From: email@example.com Jeff Hobbs writes:
Can someone explain to me why moving to UCS-4 is a good thing?
Because it simplifies processing of non-BMP characters, as it restores the property that you get one Unicode character per string index.
While Tcl is agnostic about non-BMP chars (all 2 of them ... ha ha), it does have correct UCS-4 support (not completely though with how RedHat patched it). This has been discussed before briefly here:
Which of the follow-up messages do you consider reliable information in this report? davygrvy comments appear to be irrelevant, as they talk about Unicode 3.0, keithp likewise.
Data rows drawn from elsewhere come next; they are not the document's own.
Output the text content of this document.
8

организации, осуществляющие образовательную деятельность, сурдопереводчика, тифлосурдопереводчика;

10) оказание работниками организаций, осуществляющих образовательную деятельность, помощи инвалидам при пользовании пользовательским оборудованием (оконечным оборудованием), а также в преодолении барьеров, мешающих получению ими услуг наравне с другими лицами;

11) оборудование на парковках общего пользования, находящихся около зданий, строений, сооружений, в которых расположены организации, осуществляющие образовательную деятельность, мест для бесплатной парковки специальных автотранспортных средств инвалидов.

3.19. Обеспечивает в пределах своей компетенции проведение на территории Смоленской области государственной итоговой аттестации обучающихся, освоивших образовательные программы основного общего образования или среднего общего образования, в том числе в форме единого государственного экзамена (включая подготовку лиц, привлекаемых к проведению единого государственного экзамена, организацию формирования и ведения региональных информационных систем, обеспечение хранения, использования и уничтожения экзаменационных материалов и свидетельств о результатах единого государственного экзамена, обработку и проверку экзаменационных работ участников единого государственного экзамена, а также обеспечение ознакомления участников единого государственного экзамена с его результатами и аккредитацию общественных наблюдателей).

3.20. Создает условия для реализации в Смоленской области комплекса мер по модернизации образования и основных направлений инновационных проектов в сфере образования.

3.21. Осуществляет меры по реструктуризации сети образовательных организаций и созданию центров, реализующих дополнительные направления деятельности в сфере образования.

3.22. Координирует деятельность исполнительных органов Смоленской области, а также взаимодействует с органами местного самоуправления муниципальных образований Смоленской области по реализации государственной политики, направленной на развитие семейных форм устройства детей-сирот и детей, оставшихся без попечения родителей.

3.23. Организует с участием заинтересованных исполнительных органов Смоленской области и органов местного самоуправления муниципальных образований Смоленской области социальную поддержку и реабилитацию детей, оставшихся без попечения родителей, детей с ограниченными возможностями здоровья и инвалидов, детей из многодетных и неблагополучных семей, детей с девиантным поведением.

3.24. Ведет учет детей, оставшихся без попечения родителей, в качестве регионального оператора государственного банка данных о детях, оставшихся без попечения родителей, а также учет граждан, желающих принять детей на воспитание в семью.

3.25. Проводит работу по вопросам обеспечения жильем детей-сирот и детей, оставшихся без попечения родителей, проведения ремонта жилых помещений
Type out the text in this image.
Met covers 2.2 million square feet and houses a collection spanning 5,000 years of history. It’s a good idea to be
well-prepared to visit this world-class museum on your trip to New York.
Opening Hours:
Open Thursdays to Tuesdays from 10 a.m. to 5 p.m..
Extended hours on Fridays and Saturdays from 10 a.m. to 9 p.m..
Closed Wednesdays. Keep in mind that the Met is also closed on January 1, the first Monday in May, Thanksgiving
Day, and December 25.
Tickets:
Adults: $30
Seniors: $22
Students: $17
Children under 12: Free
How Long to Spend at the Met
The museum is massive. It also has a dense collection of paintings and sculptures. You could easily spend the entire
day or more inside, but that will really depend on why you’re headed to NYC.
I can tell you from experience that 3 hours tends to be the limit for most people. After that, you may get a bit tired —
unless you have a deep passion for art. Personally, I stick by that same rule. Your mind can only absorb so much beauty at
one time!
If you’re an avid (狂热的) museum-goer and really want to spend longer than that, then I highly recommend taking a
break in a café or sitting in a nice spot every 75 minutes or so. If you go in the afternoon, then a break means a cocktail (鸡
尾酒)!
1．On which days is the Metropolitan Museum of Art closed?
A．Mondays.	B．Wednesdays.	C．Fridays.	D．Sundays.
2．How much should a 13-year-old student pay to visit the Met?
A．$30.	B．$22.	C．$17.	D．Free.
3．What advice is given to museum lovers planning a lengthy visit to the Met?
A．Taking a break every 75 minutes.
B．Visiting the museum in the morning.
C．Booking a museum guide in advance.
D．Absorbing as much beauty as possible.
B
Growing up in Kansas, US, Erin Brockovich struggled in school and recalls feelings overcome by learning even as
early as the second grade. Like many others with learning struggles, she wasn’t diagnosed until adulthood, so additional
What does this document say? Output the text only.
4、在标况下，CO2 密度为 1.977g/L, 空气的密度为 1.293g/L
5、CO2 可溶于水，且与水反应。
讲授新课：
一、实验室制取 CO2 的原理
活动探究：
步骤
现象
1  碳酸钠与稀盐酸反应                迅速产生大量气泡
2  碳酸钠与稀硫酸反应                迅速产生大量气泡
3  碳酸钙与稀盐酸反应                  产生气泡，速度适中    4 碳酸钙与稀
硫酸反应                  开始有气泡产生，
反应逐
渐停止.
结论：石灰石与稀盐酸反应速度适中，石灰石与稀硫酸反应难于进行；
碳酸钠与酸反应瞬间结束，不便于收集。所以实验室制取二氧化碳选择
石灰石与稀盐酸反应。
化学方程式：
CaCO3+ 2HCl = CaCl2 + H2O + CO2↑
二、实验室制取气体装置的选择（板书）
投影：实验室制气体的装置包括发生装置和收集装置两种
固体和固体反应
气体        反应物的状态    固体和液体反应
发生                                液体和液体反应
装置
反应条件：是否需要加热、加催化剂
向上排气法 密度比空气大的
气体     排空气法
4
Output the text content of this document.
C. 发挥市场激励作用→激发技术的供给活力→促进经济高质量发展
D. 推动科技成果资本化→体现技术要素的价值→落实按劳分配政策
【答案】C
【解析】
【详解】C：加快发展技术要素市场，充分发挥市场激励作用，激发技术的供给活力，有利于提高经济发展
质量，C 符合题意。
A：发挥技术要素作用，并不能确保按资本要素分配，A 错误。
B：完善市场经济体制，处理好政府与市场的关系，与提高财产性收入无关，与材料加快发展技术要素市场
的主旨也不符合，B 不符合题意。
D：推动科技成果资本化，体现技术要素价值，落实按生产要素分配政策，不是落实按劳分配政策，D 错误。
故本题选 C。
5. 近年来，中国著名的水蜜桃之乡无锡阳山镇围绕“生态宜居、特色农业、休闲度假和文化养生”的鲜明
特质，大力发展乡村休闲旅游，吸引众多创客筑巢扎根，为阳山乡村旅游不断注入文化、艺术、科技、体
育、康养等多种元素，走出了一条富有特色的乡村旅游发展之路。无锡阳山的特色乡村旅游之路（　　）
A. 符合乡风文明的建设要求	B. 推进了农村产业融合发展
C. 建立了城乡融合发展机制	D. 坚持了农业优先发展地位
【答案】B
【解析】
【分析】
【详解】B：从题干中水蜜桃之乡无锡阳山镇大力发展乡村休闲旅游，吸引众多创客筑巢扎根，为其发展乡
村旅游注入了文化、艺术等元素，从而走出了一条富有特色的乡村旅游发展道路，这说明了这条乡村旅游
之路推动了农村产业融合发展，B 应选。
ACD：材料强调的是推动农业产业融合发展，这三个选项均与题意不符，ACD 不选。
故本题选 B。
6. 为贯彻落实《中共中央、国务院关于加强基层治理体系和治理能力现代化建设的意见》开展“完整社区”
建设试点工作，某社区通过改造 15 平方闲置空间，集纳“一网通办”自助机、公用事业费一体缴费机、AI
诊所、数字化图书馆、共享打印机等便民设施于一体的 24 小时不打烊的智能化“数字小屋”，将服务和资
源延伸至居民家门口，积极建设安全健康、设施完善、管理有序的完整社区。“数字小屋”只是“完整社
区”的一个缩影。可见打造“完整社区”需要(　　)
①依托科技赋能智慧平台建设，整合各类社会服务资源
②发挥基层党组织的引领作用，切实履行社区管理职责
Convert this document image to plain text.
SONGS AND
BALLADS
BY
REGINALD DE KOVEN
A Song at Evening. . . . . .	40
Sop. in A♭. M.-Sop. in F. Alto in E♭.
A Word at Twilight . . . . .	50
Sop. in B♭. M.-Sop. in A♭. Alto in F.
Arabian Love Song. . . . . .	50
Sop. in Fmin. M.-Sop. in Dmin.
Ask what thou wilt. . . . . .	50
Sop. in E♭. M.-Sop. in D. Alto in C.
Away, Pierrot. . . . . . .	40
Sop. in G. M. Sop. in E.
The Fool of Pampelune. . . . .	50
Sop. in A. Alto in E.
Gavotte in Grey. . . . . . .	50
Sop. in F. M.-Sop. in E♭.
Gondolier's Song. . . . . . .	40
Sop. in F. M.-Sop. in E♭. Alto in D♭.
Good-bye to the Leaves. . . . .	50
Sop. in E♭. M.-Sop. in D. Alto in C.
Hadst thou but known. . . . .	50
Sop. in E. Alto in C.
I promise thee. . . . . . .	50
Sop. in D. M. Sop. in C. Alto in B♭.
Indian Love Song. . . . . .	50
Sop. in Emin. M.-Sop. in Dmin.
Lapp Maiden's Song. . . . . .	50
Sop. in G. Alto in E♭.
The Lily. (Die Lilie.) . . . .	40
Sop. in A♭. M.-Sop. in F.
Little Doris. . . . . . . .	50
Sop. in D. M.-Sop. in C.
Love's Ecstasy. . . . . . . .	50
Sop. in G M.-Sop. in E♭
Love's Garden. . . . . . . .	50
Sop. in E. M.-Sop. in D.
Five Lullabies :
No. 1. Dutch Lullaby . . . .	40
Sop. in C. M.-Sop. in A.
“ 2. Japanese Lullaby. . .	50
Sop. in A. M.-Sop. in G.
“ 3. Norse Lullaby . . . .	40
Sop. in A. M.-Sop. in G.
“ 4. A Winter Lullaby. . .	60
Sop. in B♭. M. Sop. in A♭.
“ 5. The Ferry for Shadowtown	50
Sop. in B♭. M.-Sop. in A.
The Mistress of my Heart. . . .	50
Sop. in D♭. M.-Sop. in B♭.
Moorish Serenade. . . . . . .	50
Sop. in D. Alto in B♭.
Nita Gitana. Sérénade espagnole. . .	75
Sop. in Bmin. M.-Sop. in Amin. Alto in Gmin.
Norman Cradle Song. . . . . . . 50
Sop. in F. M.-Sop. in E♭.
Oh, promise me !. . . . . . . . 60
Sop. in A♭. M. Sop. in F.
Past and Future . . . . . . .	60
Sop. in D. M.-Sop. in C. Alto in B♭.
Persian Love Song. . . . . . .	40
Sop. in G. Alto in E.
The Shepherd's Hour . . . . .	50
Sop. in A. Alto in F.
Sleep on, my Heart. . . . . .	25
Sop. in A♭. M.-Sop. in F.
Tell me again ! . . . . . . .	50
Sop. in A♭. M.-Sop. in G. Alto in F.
Your own comment appears to talk about possible future changes, instead of the current code.
BTW, I mentioned this because I'm not sure that the reasoning behind moving to a 32-bit integral type was due to RHs desire to support the extra chars in Unicode 4 (after all, without shipping fonts to display them ... what's the point?). Keith Packard, who submitted the bug report (RFE really) is one of the major XFree maintainers (err ... I guess that's xwin now). In any case, he wanted to allow 32-bit in X in part for ease of processing, advantages of word alignment, and other things.
IOW, I'm not really sure that this was all done to support UCS-4 specifically, although that may have been a consideration.
Jeff Hobbs The Tcl Guy Senior Developer http://www.ActiveState.com/